ENTORHINAL CORTEX LESION OR INTRAHIPPOCAMPAL COLCHICINE INJECTION INCREASES PERIPHERAL TYPE BENZODIAZEPINE BINDING-SITES IN RAT HIPPOCAMPUS

The peripheral type benzodiazepine binding site (PTBBS) has been proposed to be a good marker for reactive glial cells following brain insults. In the present study, homogenate binding of H-3-Ro5-4864 and quantitative autoradiography of H-3-PK-11195 binding (two ligands for the PTBBS) were used to assess the distribution, time-course and extent of reactive gliosis in the hippocampus following deafferentation by unilateral entorhinal cortex lesion or neuronal death produced by intrahippocampal colchicine injection. Intrahippocampal colchicine injections produced a 3-fold increase in H-3-Ro5-4864 binding in the dentate gyrus within 2 days. This effect was doubled in animals pretreated with the lysosomal inhibitor chloroquine.

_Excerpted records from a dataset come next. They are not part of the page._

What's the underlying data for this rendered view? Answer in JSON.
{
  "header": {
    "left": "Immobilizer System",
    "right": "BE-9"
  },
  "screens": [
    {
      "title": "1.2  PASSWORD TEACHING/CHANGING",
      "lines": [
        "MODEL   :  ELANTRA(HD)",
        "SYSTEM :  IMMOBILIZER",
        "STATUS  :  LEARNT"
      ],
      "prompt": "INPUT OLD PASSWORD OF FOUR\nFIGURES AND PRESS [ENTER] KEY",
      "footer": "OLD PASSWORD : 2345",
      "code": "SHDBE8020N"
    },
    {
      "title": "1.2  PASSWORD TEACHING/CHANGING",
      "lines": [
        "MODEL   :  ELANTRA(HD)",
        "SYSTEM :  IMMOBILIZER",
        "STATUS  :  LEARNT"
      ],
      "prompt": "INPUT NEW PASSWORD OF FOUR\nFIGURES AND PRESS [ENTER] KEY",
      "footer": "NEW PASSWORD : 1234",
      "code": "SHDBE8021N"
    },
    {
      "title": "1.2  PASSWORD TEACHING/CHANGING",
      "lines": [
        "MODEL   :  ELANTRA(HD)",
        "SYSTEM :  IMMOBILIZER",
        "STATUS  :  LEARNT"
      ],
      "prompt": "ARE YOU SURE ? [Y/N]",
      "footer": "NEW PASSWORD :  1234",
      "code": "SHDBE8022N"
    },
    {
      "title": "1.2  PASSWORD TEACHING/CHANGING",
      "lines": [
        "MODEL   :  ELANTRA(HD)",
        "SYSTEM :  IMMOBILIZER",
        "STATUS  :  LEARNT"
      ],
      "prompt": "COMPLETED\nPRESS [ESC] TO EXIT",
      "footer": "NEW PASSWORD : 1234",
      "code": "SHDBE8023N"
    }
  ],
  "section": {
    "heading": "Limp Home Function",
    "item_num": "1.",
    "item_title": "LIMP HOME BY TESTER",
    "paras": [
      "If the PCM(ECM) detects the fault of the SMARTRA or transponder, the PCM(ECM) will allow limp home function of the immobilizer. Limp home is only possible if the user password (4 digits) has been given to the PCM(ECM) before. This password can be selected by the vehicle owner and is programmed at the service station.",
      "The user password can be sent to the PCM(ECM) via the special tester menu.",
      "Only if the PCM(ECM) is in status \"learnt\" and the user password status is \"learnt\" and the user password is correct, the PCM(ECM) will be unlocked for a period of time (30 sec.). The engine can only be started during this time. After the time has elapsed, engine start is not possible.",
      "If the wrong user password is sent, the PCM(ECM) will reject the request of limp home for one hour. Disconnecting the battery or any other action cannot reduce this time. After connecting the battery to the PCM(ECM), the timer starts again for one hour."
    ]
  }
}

Quantitative autoradiography of H-3-PK-11195 binding 1 or 2 weeks after colchicine injection indicated that the increase in binding was restricted to the dorsal hippocampus both rostrally and caudally and was present in the dentate gyrus and CA1. Following a unilateral electrolytic lesion of the entorhinal cortex, the binding of H-3-Ro5-4864 to homogenates of the dentate gyrus was doubled 18 h after the lesion, reached a maximum at 4 days post-lesion, and returned to control values by 2 months after the lesion. A transient increase in binding was also observed 2 and 4 days post-lesion in the dentate gyrus contralateral to the lesion side. Autoradiography of H-3-PK-11195 binding indicated that the increase in PTBBS following entorhinal cortex lesion was restricted to the molecular layer of the dendate gyrus. The results indicate that the extent, time-course and localization of the changes in PTBBS parallel the proliferation of microglial cells described following intrahippocampal colchicine injection and entorhinal cortex lesion, and support the use of the PTBBS as a marker for the quantitative evaluation of gliosis following a variety of brain insults.